- Native name: I'su'nigû (Cherokee)

Location
- Country: United States
- State: South Carolina
- Region: Oconee County, Pickens County, Anderson County

Physical characteristics
- • location: Clemson
- • coordinates: 34°41′44″N 82°50′58″W﻿ / ﻿34.69556°N 82.84944°W
- • coordinates: 34°26′37″N 82°51′22″W﻿ / ﻿34.44361°N 82.85611°W

= Seneca River (South Carolina) =

River in the United States of America

The Seneca River is created by the confluence of the Keowee River and Twelvemile Creek in northwestern South Carolina, downriver from Lake Keowee near Clemson. It is now entirely inundated by Lake Hartwell, and forms a 21 mi arm of the lake. The Seneca River and the Tugaloo River join to form the Savannah River.

The boundary between the Seneca River and the Keowee River has changed over time.

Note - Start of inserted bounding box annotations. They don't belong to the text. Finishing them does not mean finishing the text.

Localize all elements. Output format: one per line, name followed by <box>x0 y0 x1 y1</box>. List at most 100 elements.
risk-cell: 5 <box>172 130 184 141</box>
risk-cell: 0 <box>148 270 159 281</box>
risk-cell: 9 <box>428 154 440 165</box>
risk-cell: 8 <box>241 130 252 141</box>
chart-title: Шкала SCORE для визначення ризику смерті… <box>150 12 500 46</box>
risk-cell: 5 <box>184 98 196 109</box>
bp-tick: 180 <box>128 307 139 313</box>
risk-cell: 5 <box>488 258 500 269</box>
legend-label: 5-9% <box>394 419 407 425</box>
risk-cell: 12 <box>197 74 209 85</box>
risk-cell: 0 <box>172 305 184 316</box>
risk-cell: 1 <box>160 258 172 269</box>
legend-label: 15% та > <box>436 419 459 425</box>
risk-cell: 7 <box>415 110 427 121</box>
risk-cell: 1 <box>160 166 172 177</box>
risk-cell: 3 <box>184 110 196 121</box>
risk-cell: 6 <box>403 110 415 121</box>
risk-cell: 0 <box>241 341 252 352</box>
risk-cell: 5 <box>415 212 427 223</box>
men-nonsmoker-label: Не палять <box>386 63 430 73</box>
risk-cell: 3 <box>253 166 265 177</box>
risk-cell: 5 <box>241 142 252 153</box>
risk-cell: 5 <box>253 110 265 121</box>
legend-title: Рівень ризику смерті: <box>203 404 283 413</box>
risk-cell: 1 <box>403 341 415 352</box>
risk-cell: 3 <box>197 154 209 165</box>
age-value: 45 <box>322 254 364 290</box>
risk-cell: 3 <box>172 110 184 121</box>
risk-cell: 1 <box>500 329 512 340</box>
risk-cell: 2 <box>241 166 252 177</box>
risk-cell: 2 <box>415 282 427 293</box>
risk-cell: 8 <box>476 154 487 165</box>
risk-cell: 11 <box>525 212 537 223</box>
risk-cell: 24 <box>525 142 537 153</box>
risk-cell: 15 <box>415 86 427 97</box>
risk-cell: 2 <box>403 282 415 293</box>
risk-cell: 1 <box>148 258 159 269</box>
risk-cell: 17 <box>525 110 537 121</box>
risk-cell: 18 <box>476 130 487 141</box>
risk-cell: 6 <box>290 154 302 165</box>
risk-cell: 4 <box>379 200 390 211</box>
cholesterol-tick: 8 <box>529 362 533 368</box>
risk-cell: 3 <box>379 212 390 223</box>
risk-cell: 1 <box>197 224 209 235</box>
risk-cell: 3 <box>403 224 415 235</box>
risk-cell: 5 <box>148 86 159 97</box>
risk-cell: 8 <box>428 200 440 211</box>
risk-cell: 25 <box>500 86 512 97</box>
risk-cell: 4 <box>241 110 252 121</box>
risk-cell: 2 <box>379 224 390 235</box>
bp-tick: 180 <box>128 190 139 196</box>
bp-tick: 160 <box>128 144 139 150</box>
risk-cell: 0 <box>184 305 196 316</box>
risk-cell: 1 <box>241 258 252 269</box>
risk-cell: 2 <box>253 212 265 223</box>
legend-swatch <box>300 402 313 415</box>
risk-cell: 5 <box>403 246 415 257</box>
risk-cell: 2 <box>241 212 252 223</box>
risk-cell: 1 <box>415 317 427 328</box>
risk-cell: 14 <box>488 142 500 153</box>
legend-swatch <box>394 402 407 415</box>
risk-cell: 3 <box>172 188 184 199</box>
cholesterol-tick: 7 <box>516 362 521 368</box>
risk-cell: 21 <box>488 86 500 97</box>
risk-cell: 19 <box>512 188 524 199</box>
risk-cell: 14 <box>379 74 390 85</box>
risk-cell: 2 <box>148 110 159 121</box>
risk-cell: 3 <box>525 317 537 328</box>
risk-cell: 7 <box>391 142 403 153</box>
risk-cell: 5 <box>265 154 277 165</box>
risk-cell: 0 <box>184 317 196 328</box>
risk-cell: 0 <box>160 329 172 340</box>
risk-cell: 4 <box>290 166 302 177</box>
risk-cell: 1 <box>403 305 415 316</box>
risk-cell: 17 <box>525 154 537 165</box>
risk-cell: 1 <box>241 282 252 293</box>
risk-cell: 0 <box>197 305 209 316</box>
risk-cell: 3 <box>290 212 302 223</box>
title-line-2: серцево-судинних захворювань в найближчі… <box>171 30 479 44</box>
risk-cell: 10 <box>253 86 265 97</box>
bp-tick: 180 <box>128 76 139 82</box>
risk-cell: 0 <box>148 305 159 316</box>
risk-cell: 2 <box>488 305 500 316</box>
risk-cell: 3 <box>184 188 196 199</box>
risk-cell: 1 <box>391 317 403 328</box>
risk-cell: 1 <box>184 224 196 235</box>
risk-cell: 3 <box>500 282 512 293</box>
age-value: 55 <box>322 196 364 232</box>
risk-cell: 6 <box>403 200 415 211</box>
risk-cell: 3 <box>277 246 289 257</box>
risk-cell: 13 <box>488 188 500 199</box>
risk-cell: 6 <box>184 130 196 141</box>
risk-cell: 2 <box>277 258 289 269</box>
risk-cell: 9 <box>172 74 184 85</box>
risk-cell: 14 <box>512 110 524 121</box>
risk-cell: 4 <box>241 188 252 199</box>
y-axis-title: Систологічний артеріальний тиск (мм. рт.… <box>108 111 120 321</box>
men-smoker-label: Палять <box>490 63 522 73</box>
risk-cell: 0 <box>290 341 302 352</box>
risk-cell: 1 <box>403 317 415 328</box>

In the Revolutionary War period, the upper part of the Seneca River was often called the Keowee River.

In current times, the section of the Keowee River between the Keowee Dam and its confluence with Twelvemile Creek is called the Seneca River on many maps, including the official county highway map. Since this area was flooded by Lake Hartwell, created by damming the Seneca and Tugaloo rivers, this section is often referred to as the Seneca.